Last, comes the clear division I felt between doctors and  nurses. Both, quite reasonably, had their own observable hierarchies, but I could not see where they visibly came together to coordinate my care. They would refer me from one to the other, but never met together at the bedside.  I had to become the care coordinator in effect.  I thought I might be relieved of this function when ill.

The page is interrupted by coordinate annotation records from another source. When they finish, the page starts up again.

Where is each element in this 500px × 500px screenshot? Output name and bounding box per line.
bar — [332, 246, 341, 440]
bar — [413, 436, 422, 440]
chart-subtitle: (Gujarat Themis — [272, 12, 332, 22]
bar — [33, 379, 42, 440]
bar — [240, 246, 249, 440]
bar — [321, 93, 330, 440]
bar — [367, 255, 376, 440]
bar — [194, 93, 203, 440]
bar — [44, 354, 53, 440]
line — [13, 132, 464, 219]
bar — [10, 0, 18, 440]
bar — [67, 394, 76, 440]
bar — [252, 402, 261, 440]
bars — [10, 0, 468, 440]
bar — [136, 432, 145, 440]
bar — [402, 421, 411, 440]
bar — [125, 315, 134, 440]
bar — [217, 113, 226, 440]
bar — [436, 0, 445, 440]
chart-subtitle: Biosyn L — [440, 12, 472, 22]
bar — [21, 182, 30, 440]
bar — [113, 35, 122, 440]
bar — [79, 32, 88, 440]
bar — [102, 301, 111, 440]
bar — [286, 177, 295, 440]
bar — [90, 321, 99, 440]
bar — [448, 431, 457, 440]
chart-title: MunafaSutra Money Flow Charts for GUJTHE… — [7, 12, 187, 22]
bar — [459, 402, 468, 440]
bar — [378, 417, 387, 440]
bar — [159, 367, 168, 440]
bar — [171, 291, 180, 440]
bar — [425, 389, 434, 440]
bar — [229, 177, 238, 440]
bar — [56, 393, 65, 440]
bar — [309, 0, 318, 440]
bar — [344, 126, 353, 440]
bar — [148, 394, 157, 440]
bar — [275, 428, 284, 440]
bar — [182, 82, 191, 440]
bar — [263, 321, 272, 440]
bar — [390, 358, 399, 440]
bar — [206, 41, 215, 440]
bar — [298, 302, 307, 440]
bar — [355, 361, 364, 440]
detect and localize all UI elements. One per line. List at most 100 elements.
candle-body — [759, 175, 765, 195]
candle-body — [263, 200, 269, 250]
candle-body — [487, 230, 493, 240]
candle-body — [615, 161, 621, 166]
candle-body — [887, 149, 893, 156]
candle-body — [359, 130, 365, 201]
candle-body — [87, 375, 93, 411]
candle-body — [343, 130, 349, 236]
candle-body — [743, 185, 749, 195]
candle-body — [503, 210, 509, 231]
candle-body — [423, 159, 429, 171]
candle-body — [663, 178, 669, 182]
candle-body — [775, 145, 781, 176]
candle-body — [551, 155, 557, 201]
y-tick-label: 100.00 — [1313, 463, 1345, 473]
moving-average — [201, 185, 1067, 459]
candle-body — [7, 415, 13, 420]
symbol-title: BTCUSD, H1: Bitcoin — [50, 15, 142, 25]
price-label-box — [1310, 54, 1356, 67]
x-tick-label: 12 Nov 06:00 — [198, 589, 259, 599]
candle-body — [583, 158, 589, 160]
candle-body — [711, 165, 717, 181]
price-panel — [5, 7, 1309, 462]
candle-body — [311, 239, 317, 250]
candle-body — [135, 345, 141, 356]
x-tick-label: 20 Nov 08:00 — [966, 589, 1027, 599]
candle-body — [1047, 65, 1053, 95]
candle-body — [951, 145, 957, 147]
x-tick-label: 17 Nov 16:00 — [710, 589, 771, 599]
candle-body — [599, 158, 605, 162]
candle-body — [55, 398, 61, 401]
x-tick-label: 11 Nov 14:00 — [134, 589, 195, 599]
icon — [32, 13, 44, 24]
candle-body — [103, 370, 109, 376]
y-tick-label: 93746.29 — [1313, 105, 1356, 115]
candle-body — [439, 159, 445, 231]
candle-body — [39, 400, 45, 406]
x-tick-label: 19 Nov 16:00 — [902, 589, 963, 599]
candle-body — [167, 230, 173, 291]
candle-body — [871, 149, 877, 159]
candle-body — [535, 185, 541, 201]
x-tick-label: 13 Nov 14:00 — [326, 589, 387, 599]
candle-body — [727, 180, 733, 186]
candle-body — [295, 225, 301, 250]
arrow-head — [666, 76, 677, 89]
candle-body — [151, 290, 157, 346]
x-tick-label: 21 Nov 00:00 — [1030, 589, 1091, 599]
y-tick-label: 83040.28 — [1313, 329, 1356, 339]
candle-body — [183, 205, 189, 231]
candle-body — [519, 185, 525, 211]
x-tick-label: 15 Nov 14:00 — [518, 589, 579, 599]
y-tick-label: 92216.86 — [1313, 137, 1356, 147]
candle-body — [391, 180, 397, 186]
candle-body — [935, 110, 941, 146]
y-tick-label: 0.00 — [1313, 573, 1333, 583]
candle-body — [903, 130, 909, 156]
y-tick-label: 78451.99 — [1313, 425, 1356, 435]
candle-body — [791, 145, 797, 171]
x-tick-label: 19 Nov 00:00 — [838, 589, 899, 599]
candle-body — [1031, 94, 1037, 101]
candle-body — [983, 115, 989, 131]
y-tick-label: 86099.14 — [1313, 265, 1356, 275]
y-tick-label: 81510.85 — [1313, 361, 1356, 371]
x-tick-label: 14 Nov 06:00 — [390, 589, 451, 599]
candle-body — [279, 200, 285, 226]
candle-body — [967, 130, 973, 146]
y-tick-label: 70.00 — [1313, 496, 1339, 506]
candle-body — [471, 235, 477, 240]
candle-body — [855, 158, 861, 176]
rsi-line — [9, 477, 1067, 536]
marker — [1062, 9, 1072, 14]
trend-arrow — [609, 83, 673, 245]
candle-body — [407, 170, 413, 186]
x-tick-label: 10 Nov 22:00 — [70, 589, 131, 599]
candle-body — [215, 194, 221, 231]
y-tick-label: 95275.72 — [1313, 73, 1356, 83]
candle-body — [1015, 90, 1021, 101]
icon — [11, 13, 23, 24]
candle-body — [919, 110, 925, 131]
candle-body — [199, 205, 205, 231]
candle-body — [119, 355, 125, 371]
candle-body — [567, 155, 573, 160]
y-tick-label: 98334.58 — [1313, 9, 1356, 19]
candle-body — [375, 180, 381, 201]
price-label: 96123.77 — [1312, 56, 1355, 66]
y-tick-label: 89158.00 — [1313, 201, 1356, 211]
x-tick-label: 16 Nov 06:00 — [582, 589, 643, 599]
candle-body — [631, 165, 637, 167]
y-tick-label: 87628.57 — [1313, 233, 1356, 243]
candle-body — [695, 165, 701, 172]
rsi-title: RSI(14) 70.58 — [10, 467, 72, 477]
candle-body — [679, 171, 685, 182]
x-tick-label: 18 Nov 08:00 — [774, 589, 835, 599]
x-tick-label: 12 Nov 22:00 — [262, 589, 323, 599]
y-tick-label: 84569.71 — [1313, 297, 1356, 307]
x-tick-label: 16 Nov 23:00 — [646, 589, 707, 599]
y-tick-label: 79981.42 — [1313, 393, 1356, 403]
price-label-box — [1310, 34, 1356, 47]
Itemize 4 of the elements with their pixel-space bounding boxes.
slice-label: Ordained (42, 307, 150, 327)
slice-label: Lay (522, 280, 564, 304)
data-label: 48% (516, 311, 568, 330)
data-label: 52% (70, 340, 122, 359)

One other item which deserves mention falls into neither the ‘best’ or ‘worst’ categories.  This is the ever- more frequent likelihood of having demented patients in a multi-occupancy ward, requiring the close, almost continuous, attention of care staff.  This was a real challenge during my stay; and both the staff and the other patients were kindness itself in helping to control the wandering tendency and prevent drip lines from being wrenched out.  At night, however, with other patients asleep, insufficient attention was provided (or available?) and an incident occurred which raised the question as to whether a proper legal duty of care to both the demented person and another patient had been exercised.  It left a ward of quite sick people very unsettled indeed.

Fortunately, as the patient in this instance,  I do not have to form the questions  to get at the softer issues in the above examples.  But these are what counted for me.  Perhaps patients could be asked, at discharge and by volunteers, for the two best and worst (it doesn’t have to be ‘bad’) things about their experiences of relating to staff, and that would suffice.

Hospital managers should, and most often do, have in place systems to answer the DH questions.  This is what they are paid for!  Patient’ time should not be wasted on this sort of thing.  It is a sop for real patient involvement.  But it is only patients that can provide the sort of information necessary to ensure good personal care.  And it is up to all those coming into contact with them during their hospital stay to feel it is their duty to care (something beyond the legal duty of care), and to show this in ways that patients can appreciate and feel is of benefit to them.  Speedy healing is to some degree dependent on it.

Currently, I might suggest, the situation is very well represented by the caption on another greetings card.  Holmes and Watson are laying on the ground at night looking skywards, and Holmes asks Watson what he observes.  Watson replies that he sees the stars and the heavens beyond, and the shimmering light from the moon; and he asks Holmes for his observations.  Holmes replies that he wonders who has stolen the tent!  If the DH is Watson, it remains for the professions to assume the role of Holmes.